Small acts of kindness reflect the deep empathy that defines the clinic’s approach — a staff member hands a Target gift card to a patient who is a survivor of domestic abuse, a father and father-in-law support each other while their family experiences a tragedy. The team at Partners in Abortion faces stigmatizing culture, legal challenges, and violent threats daily, but their unwavering commitment to their patients remains constant.

Story By
Photography By
Maggie Shannon

For several years, Morgan Nuzzo, a nurse-midwife, and her friend and colleague Diane Horvath, an ob-gyn, talked about opening a clinic that would provide abortions in all trimesters of pregnancy.

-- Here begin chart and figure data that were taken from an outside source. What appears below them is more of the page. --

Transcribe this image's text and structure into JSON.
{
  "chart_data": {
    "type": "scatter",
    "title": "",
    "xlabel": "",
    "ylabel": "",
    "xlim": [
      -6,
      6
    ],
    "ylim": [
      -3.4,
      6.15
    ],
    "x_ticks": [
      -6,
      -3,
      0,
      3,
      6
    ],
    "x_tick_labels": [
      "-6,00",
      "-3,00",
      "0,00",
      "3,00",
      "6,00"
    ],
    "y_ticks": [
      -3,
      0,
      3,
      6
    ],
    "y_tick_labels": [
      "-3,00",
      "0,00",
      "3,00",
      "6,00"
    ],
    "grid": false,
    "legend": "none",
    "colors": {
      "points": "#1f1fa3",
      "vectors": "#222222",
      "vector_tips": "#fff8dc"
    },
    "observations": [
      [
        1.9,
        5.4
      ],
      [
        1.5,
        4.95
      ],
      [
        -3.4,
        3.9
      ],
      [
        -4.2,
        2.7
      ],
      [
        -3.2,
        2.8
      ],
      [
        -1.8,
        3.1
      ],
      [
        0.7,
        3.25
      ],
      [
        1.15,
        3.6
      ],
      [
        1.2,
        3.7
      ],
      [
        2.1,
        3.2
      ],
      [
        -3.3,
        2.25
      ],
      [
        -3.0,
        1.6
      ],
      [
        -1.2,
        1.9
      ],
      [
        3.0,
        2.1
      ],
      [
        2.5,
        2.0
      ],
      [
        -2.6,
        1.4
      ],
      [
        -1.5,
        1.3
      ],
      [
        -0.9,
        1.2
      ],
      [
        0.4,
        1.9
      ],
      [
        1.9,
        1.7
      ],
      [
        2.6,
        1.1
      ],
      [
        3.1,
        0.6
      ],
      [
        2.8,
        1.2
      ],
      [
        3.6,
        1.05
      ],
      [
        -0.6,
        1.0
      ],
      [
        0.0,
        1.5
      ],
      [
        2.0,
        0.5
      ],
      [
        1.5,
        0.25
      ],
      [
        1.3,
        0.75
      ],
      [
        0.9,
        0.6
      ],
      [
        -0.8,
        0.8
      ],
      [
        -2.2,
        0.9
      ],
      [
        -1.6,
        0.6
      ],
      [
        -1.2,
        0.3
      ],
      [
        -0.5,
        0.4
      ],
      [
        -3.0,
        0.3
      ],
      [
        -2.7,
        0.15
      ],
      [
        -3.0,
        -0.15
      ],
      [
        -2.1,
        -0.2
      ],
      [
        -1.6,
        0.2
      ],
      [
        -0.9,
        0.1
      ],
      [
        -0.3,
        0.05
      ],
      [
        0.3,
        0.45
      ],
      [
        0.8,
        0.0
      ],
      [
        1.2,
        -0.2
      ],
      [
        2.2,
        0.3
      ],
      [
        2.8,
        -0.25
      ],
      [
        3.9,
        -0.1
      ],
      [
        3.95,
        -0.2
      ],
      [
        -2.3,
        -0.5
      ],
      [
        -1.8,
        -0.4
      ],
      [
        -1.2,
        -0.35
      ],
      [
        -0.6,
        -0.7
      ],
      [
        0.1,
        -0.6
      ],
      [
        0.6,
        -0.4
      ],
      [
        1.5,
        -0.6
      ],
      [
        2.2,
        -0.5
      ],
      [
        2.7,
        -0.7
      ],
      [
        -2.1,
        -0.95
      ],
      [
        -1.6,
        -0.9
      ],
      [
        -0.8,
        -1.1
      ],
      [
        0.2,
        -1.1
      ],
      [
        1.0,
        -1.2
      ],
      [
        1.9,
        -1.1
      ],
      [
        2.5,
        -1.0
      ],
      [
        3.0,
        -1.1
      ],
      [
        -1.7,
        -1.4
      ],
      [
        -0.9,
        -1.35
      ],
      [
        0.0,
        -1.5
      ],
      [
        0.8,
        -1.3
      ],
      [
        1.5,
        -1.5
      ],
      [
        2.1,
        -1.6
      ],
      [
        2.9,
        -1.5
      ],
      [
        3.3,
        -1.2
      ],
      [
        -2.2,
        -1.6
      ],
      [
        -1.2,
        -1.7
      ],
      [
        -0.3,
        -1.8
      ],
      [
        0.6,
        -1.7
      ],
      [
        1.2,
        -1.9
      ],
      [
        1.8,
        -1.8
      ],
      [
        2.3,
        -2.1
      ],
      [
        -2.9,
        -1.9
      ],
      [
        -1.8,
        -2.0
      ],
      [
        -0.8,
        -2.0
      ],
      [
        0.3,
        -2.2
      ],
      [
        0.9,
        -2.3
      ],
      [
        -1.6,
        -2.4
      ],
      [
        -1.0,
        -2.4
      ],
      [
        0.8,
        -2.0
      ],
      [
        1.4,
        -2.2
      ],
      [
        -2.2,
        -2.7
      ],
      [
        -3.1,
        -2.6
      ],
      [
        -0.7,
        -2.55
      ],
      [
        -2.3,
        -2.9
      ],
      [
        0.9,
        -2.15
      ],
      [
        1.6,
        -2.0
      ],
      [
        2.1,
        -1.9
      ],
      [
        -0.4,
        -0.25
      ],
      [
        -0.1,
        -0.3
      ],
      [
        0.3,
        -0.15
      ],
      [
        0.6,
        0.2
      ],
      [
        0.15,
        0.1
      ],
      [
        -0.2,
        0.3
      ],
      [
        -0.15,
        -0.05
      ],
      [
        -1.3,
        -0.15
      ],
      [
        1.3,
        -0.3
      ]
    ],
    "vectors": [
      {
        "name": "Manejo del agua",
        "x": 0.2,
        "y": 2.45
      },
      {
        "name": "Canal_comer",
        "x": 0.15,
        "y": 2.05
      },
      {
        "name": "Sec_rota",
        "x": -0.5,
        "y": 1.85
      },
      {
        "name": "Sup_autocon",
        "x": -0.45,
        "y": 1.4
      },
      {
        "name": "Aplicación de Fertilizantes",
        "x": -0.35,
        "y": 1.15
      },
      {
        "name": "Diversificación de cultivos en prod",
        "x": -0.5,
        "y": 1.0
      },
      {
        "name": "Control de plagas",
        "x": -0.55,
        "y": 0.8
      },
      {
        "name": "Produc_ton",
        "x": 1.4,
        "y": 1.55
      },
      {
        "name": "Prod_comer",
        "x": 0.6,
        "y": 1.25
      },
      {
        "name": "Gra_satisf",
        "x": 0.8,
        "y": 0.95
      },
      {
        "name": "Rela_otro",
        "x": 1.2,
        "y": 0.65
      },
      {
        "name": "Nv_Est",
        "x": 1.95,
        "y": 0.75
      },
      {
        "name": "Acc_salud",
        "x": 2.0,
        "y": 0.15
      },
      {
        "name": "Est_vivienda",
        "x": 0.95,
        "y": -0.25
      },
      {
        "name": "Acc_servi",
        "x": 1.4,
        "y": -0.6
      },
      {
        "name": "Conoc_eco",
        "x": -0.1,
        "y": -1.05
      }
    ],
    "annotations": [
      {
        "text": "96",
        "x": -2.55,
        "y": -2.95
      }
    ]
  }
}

In May, 2022, the draft opinion of the Supreme Court ruling that overturned Roe v. Wade was leaked, infusing their plan with fresh urgency. The women had launched a GoFundMe campaign earlier that spring, noting that stand-alone clinics made up the majority of providers offering abortion after fifteen weeks, and that many of these had closed in recent years. Within weeks, Nuzzo and Horvath had raised more than a hundred thousand dollars; that summer, they started training employees for the new clinic, Partners in Abortion Care, in College Park, Maryland. They saw their first patient that October, and by the end of 2023 they had treated nearly five hundred. The youngest was eleven years old, the oldest fifty-three.

For nearly a year, the photographer Maggie Shannon visited the clinic regularly with her Canon R5 camera. The clinic’s staff allowed Shannon in because they wanted to help lift some of the secrecy that surrounds later abortions. “Even within our own community” of reproductive-medicine practitioners, Nuzzo said, “later abortion is still kind of stigmatized.” (Exact numbers are hard to come by, but only about a dozen clinics in the country provide abortions after twenty-four weeks; Partners in Abortion Care offers them up to thirty-four weeks.) In the end, Nuzzo and Horvath were astonished by how often patients agreed to be photographed, albeit with their faces concealed. Many of them wanted others to understand how the obstacles placed in the way of abortion care had pushed their procedures later and later.

Abortions in the second or third trimester are rare — the vast majority of abortions in the United States are performed in the first thirteen weeks of pregnancy — and when they occur the circumstances tend to be desperate. Horvath told me, “We know that when people decide they need an abortion they want to have it as soon as possible. Nobody is hanging out until they get to twenty or thirty weeks, saying, ‘Oh, I think maybe I’ll have my abortion now.’ ” A common scenario, she said, went like this: “You’re in, say, Texas—you’re pregnant and you need an abortion. You found out you were pregnant at eight weeks, which is a very usual time to find out. You arrange for child care—sixty per cent of people who have abortions are already parents—you get the money together, you’re going to have to travel out of state. You go to the next state that you can go to, and you find out you’re too far along for them. So now it’s going to be three times as much money. The cost goes up because the complexity of care goes up. If you travel four or five states over, how many days off is that, how many days of child care?”

There are more clinicians than people think who are willing and able to do late-abortion care…The big barrier is that there aren’t enough clinics.